Suppose a fire to be made in a grate or furnace, filled with a kind
of fuel not very combustible, and which could only be kept burning by
means of a machine, containing several tubes placed before it, and
constantly pouring streams of air into it. Suppose also a pipe to be
fixed in the back of the chimney, through which a constant supply of
fresh fuel is gradually let down into the grate, to repair the waste
occasioned by the combustion kept up by the air machine.

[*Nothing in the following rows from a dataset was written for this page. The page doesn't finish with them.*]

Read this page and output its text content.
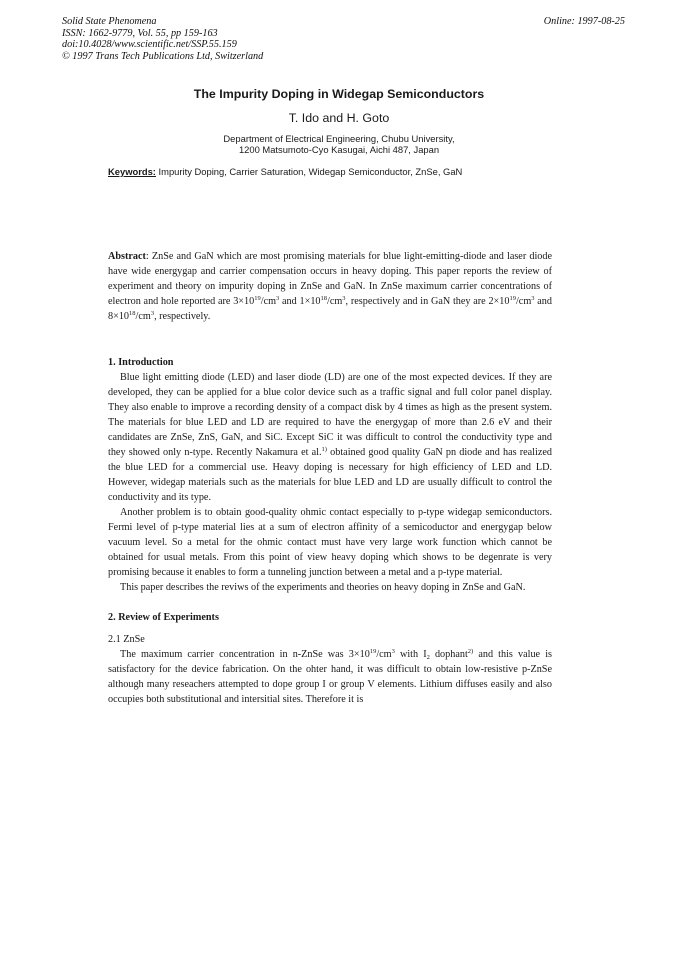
Solid State Phenomena
ISSN: 1662-9779, Vol. 55, pp 159-163
doi:10.4028/www.scientific.net/SSP.55.159
© 1997 Trans Tech Publications Ltd, Switzerland
Online: 1997-08-25
The Impurity Doping in Widegap Semiconductors
T. Ido and H. Goto
Department of Electrical Engineering, Chubu University,
1200 Matsumoto-Cyo Kasugai, Aichi 487, Japan
Keywords: Impurity Doping, Carrier Saturation, Widegap Semiconductor, ZnSe, GaN

Abstract: ZnSe and GaN which are most promising materials for blue light-emitting-diode and laser diode have wide energygap and carrier compensation occurs in heavy doping. This paper reports the review of experiment and theory on impurity doping in ZnSe and GaN. In ZnSe maximum carrier concentrations of electron and hole reported are $3\times 10^{19}/cm^3$ and $1\times 10^{18}/cm^3$, respectively and in GaN they are $2\times 10^{19}/cm^3$ and $8\times 10^{18}/cm^3$, respectively.

1. Introduction

Blue light emitting diode (LED) and laser diode (LD) are one of the most expected devices. If they are developed, they can be applied for a blue color device such as a traffic signal and full color panel display. They also enable to improve a recording density of a compact disk by 4 times as high as the present system. The materials for blue LED and LD are required to have the energygap of more than 2.6 eV and their candidates are ZnSe, ZnS, GaN, and SiC. Except SiC it was difficult to control the conductivity type and they showed only n-type. Recently Nakamura et al.$^{1)}$ obtained good quality GaN pn diode and has realized the blue LED for a commercial use. Heavy doping is necessary for high efficiency of LED and LD. However, widegap materials such as the materials for blue LED and LD are usually difficult to control the conductivity and its type.

Another problem is to obtain good-quality ohmic contact especially to p-type widegap semiconductors. Fermi level of p-type material lies at a sum of electron affinity of a semicoductor and energygap below vacuum level. So a metal for the ohmic contact must have very large work function which cannot be obtained for usual metals. From this point of view heavy doping which shows to be degenrate is very promising because it enables to form a tunneling junction between a metal and a p-type material.

This paper describes the reviws of the experiments and theories on heavy doping in ZnSe and GaN.

2. Review of Experiments

2.1 ZnSe

The maximum carrier concentration in n-ZnSe was $3\times 10^{19}/cm^3$ with $I_2$ dophant$^{2)}$ and this value is satisfactory for the device fabrication. On the ohter hand, it was difficult to obtain low-resistive p-ZnSe although many reseachers attempted to dope group I or group V elements. Lithium diffuses easily and also occupies both substitutional and intersitial sites. Therefore it is
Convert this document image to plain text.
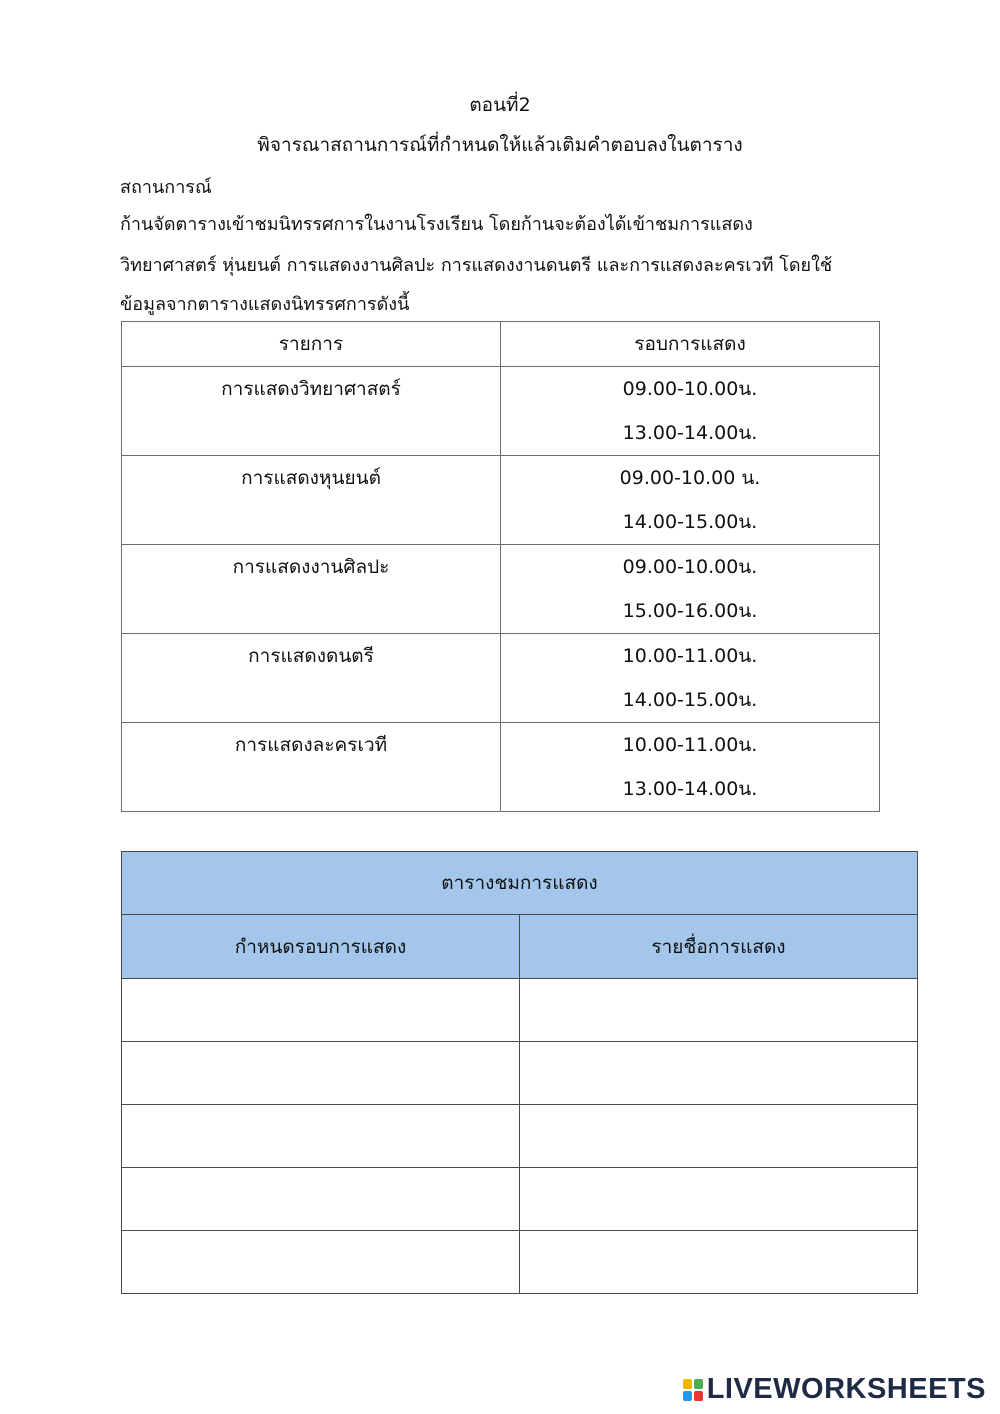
ตอนที่2
พิจารณาสถานการณ์ที่กำหนดให้แล้วเติมคำตอบลงในตาราง
สถานการณ์
ก้านจัดตารางเข้าชมนิทรรศการในงานโรงเรียน โดยก้านจะต้องได้เข้าชมการแสดง
วิทยาศาสตร์ หุ่นยนต์ การแสดงงานศิลปะ การแสดงงานดนตรี และการแสดงละครเวที โดยใช้
ข้อมูลจากตารางแสดงนิทรรศการดังนี้
รายการ	รอบการแสดง

การแสดงวิทยาศาสตร์	09.00-10.00น.
13.00-14.00น.

การแสดงหุนยนต์	09.00-10.00 น.
14.00-15.00น.

การแสดงงานศิลปะ	09.00-10.00น.
15.00-16.00น.

การแสดงดนตรี	10.00-11.00น.
14.00-15.00น.

การแสดงละครเวที	10.00-11.00น.
13.00-14.00น.
ตารางชมการแสดง	
กำหนดรอบการแสดง	รายชื่อการแสดง

LIVEWORKSHEETS
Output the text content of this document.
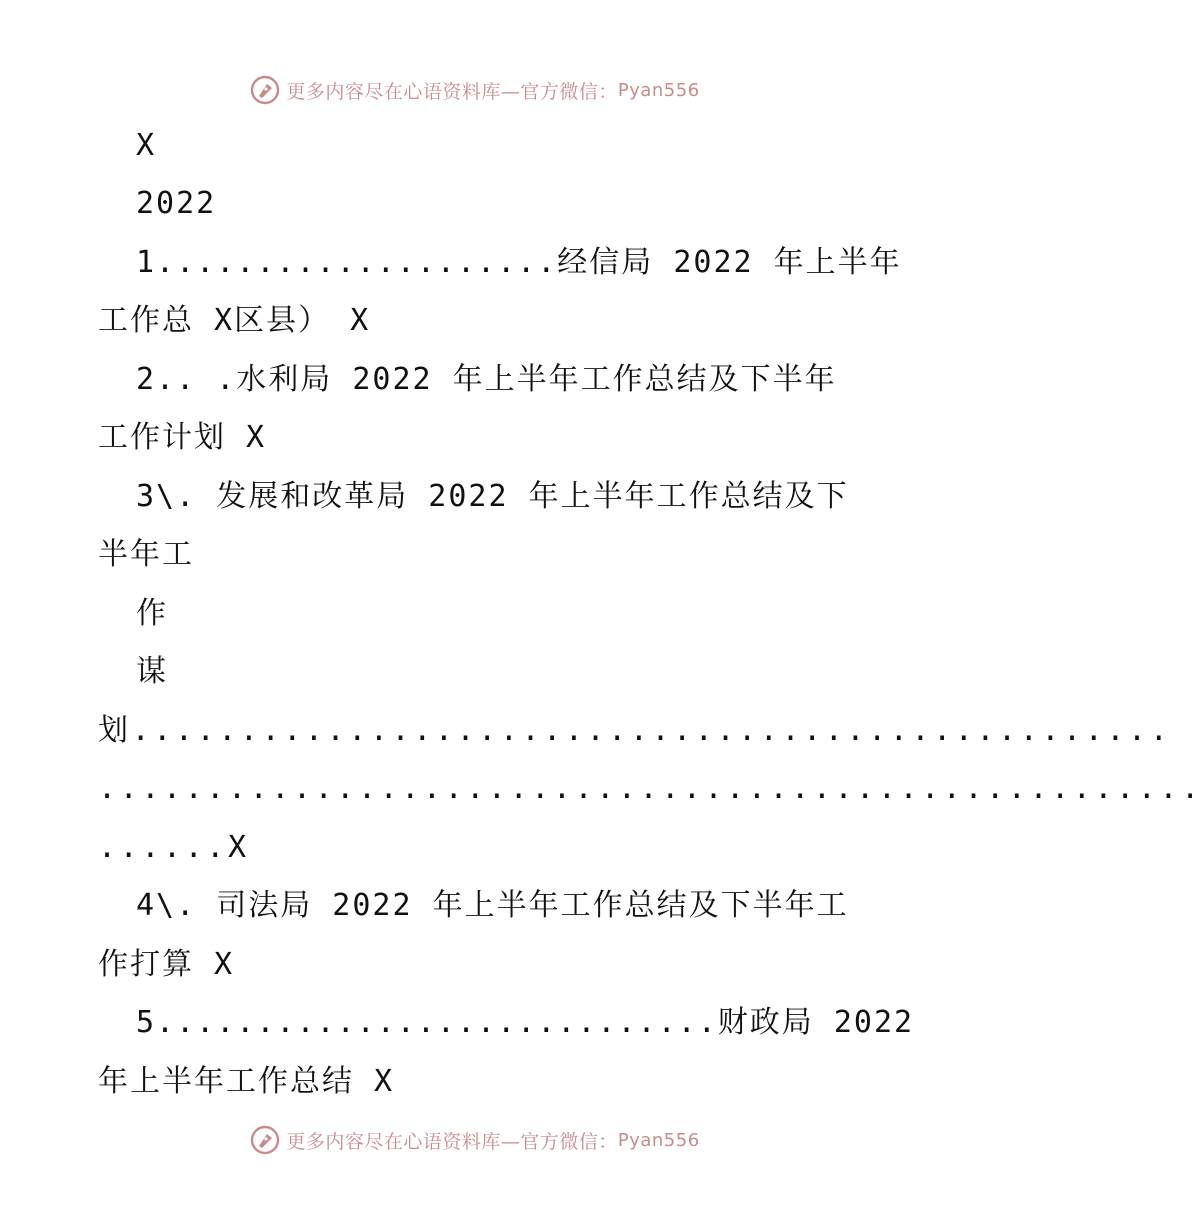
更多内容尽在心语资料库—官方微信： Pyan556
X
2022
1....................经信局 2022 年上半年
工作总 X区县） X
2.. .水利局 2022 年上半年工作总结及下半年
工作计划 X
3\. 发展和改革局 2022 年上半年工作总结及下
半年工
作
谋
划................................................
...................................................
......X
4\. 司法局 2022 年上半年工作总结及下半年工
作打算 X
5............................财政局 2022
年上半年工作总结 X
更多内容尽在心语资料库—官方微信： Pyan556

The grate will represent the human body; the fuel in it the life or
excitability, and the tube behind, supplying fresh fuel, will denote
the power of all living systems, constantly to regenerate or produce
excitability; the air machine, consisting of several tubes, may
denote the various stimuli applied to the excitability of the body;
the flame produced in consequence of that application, represents
life; the product of the exciting powers acting upon the
excitability.
Here we see, that flame, like life, is drawn forth from fuel by the
constant application of streams of air, poured into it from the
different tubes of the machine. When the quantity of air poured in
through these different tubes is sufficient to consume the fuel as it
is supplied, a constant and regular flame will be produced: but if we
suppose that some of them are stopped, or that they do not supply a
sufficient quantity of air, then the fuel will accumulate, and the
flame will be languid and smothered, but liable to break out with
violence, when the usual quantity of air is supplied.